Pero no. Sola, como siempre, organizándose por su cuenta y riesgo,
recogiendo la muerte negra con uñas y dientes, la gente del mar
hizo su trabajo lejos de los despachos de Santiago y Madrid.
La mañana empezó mal. Las noticias
volaban entre las emisoras de las pequeñas embarcaciones, repartidas
en dos frentes, al norte y al sur de Sálvora, la isla que cierra
la ría. La principal mancha enfilaba el rumbo de Bueu y apuntaba
hacia Vigo y las Cíes. Pero una multitud de pequeñas extensiones
de fuel, apenas puñados en algunos casos, hasta cinco y seis metros
de pestilente hidrocarburo en otros, se colaban en el canal de navegación.
Como sus bisabuelos
Frente a Sálvora, apenas a una milla, uno
de esos buques cuyo lujo ni Galicia ni España pueden permitirse,
el belga Union Beaver hacía lo que podía con los residuos
de mayores dimensiones. El resto quedaba, literalmente, en manos de un
centenar de barcos mejilloneros y otras tantas gamelas, unas diminutas
lanchas en las que tripulaciones formadas por tres hombres se dejaban
el pellejo y el aliento con los mismos medios de los que podrían
haber dispuesto sus bisabuelos: trueles, rastrillos, horquillas y sus
puños crispados.
Los bateeiros recogían el mejillón
a toda prisa para descargar en los muelles y dirigir sus barcos hacia
O Grove y Aguiño, junto a sus compañeros. Alguno arañaba
el que quizás fuese el último centollo de la temporada.

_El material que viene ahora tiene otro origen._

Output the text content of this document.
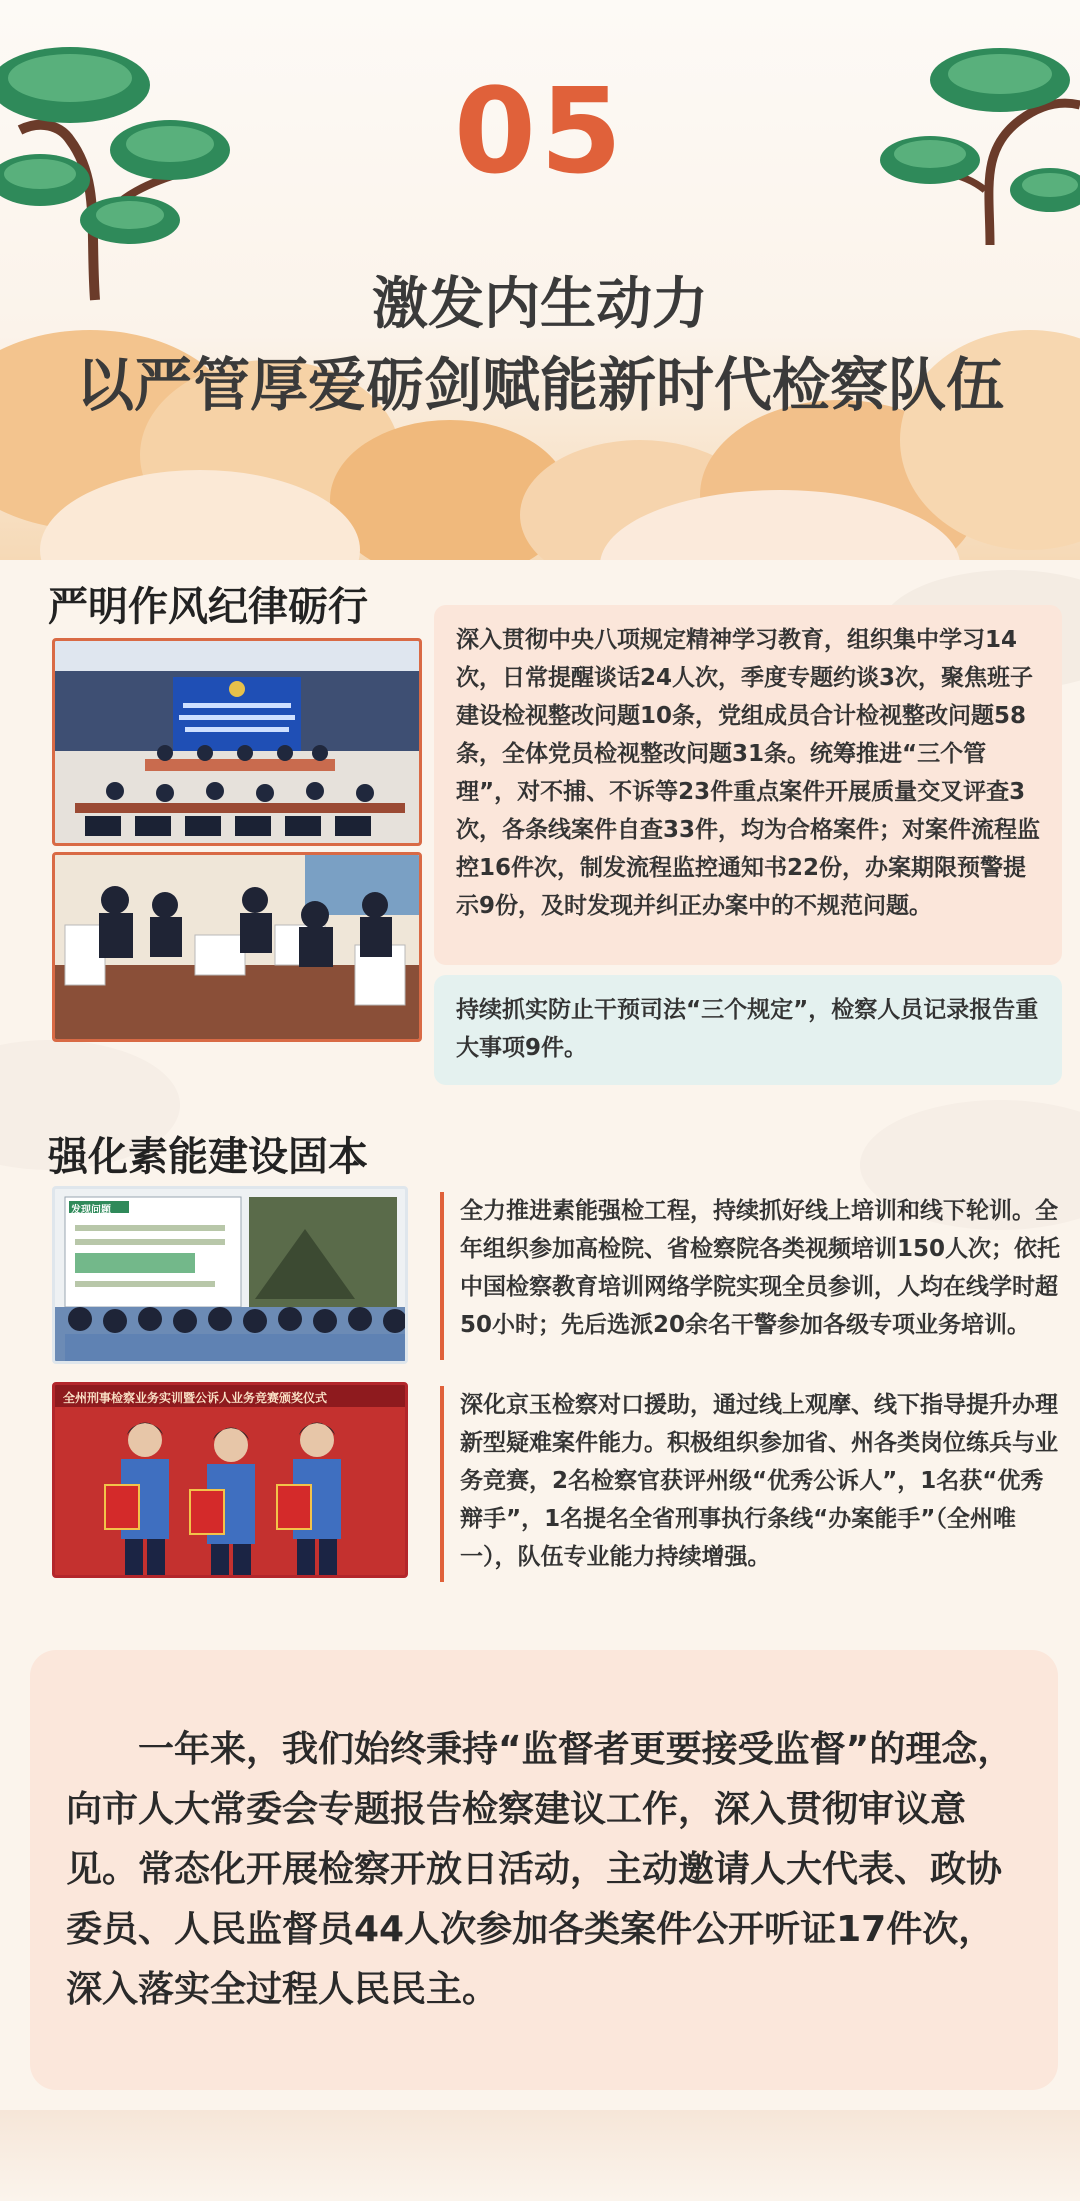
05
激发内生动力
以严管厚爱砺剑赋能新时代检察队伍
严明作风纪律砺行
深入贯彻中央八项规定精神学习教育，组织集中学习14次，日常提醒谈话24人次，季度专题约谈3次，聚焦班子建设检视整改问题10条，党组成员合计检视整改问题58条，全体党员检视整改问题31条。统筹推进“三个管理”，对不捕、不诉等23件重点案件开展质量交叉评查3次，各条线案件自查33件，均为合格案件；对案件流程监控16件次，制发流程监控通知书22份，办案期限预警提示9份，及时发现并纠正办案中的不规范问题。
持续抓实防止干预司法“三个规定”，检察人员记录报告重大事项9件。
强化素能建设固本
发现问题
全州刑事检察业务实训暨公诉人业务竞赛颁奖仪式
全力推进素能强检工程，持续抓好线上培训和线下轮训。全年组织参加高检院、省检察院各类视频培训150人次；依托中国检察教育培训网络学院实现全员参训，人均在线学时超50小时；先后选派20余名干警参加各级专项业务培训。
深化京玉检察对口援助，通过线上观摩、线下指导提升办理新型疑难案件能力。积极组织参加省、州各类岗位练兵与业务竞赛，2名检察官获评州级“优秀公诉人”，1名获“优秀辩手”，1名提名全省刑事执行条线“办案能手”（全州唯一），队伍专业能力持续增强。
一年来，我们始终秉持“监督者更要接受监督”的理念，向市人大常委会专题报告检察建议工作，深入贯彻审议意见。常态化开展检察开放日活动，主动邀请人大代表、政协委员、人民监督员44人次参加各类案件公开听证17件次，深入落实全过程人民民主。
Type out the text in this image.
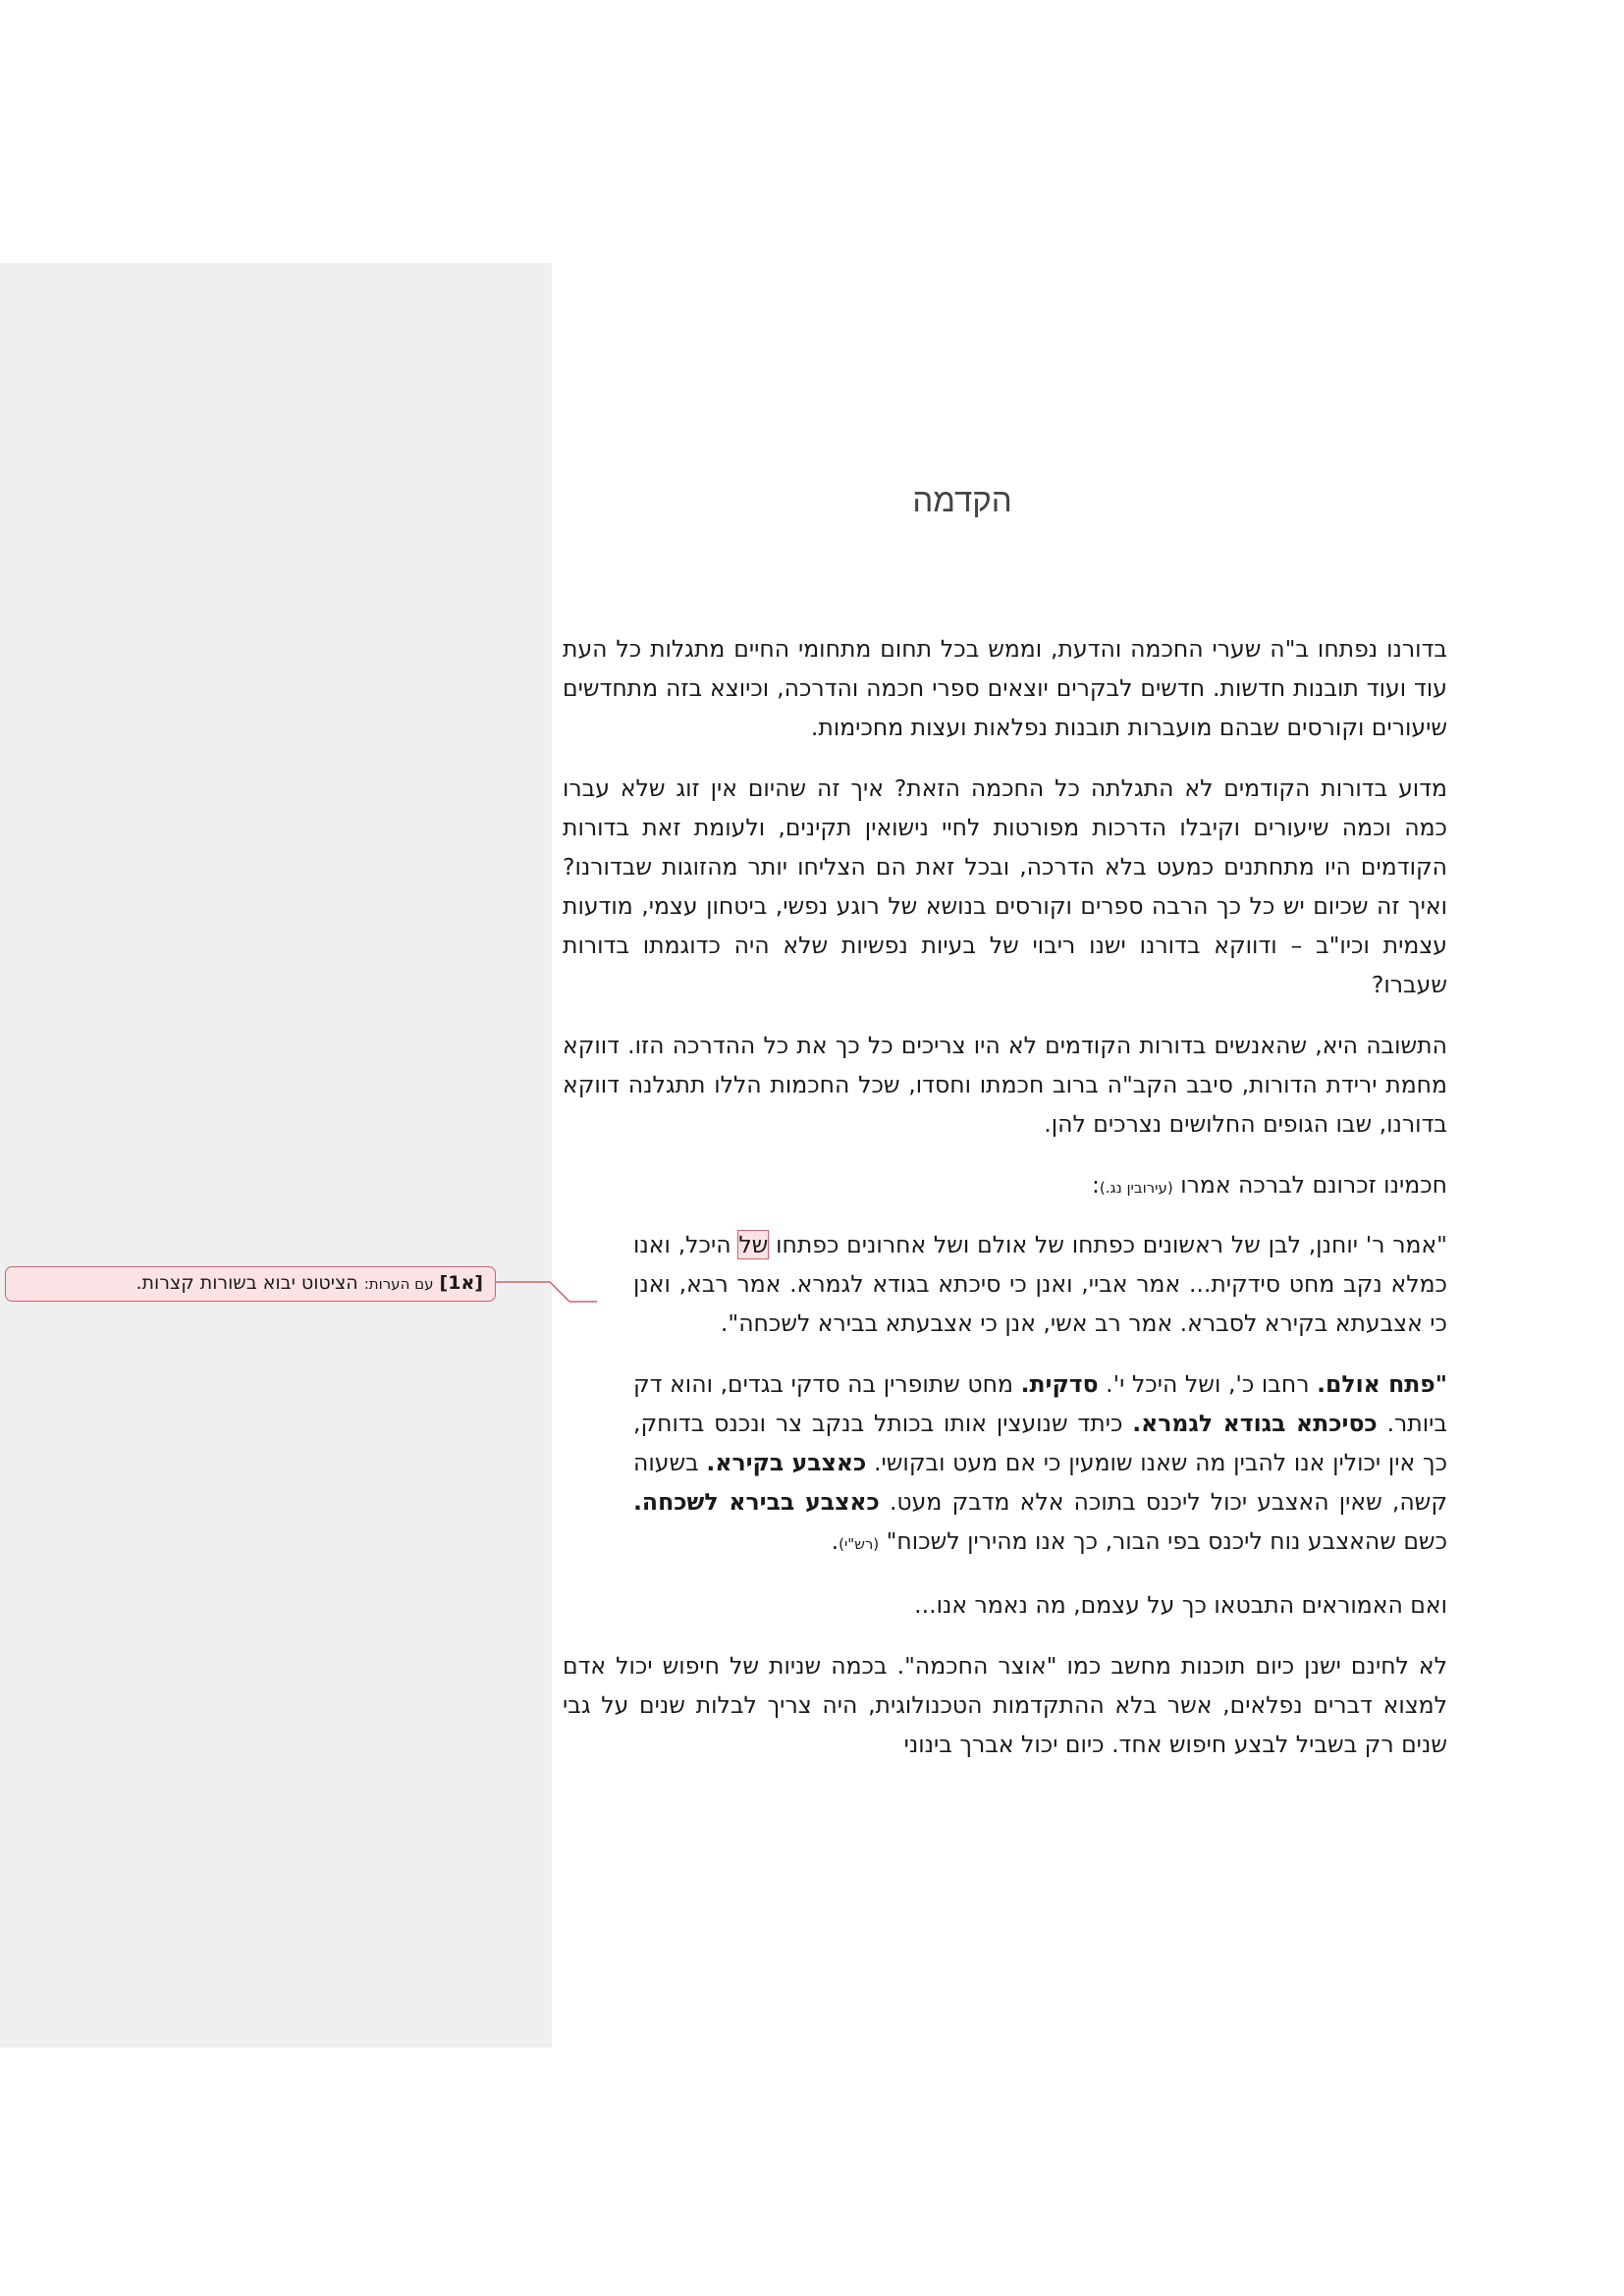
[א1] עם הערות: הציטוט יבוא בשורות קצרות.
הקדמה

בדורנו נפתחו ב"ה שערי החכמה והדעת, וממש בכל תחום מתחומי החיים מתגלות כל העת עוד ועוד תובנות חדשות. חדשים לבקרים יוצאים ספרי חכמה והדרכה, וכיוצא בזה מתחדשים שיעורים וקורסים שבהם מועברות תובנות נפלאות ועצות מחכימות.

מדוע בדורות הקודמים לא התגלתה כל החכמה הזאת? איך זה שהיום אין זוג שלא עברו כמה וכמה שיעורים וקיבלו הדרכות מפורטות לחיי נישואין תקינים, ולעומת זאת בדורות הקודמים היו מתחתנים כמעט בלא הדרכה, ובכל זאת הם הצליחו יותר מהזוגות שבדורנו? ואיך זה שכיום יש כל כך הרבה ספרים וקורסים בנושא של רוגע נפשי, ביטחון עצמי, מודעות עצמית וכיו"ב – ודווקא בדורנו ישנו ריבוי של בעיות נפשיות שלא היה כדוגמתו בדורות שעברו?

התשובה היא, שהאנשים בדורות הקודמים לא היו צריכים כל כך את כל ההדרכה הזו. דווקא מחמת ירידת הדורות, סיבב הקב"ה ברוב חכמתו וחסדו, שכל החכמות הללו תתגלנה דווקא בדורנו, שבו הגופים החלושים נצרכים להן.

חכמינו זכרונם לברכה אמרו (עירובין נג.):

"אמר ר' יוחנן, לבן של ראשונים כפתחו של אולם ושל אחרונים כפתחו של היכל, ואנו כמלא נקב מחט סידקית... אמר אביי, ואנן כי סיכתא בגודא לגמרא. אמר רבא, ואנן כי אצבעתא בקירא לסברא. אמר רב אשי, אנן כי אצבעתא בבירא לשכחה".

"פתח אולם. רחבו כ', ושל היכל י'. סדקית. מחט שתופרין בה סדקי בגדים, והוא דק ביותר. כסיכתא בגודא לגמרא. כיתד שנועצין אותו בכותל בנקב צר ונכנס בדוחק, כך אין יכולין אנו להבין מה שאנו שומעין כי אם מעט ובקושי. כאצבע בקירא. בשעוה קשה, שאין האצבע יכול ליכנס בתוכה אלא מדבק מעט. כאצבע בבירא לשכחה. כשם שהאצבע נוח ליכנס בפי הבור, כך אנו מהירין לשכוח" (רש"י).

ואם האמוראים התבטאו כך על עצמם, מה נאמר אנו...

לא לחינם ישנן כיום תוכנות מחשב כמו "אוצר החכמה". בכמה שניות של חיפוש יכול אדם למצוא דברים נפלאים, אשר בלא ההתקדמות הטכנולוגית, היה צריך לבלות שנים על גבי שנים רק בשביל לבצע חיפוש אחד. כיום יכול אברך בינוני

El momento de la previsión, de hacer acopio de recursos y de buscar
la coordinación oficial en un operativo meditado había pasado
de largo.
En la playa es posible dar media vuelta y esconderse
entre cuatro paredes. En el mar, cuando el fuel entra por los ojos y las
narices y se multiplica hasta la náusea, no hay alternativa. Las
llamadas a la prudencia, al pertrecho bajo medidas de seguridad, el guante
y la mascarilla, no sirven cuando el pan y la vida están en juego
y sólo el propio esfuerzo se interpone en el avance del desastre.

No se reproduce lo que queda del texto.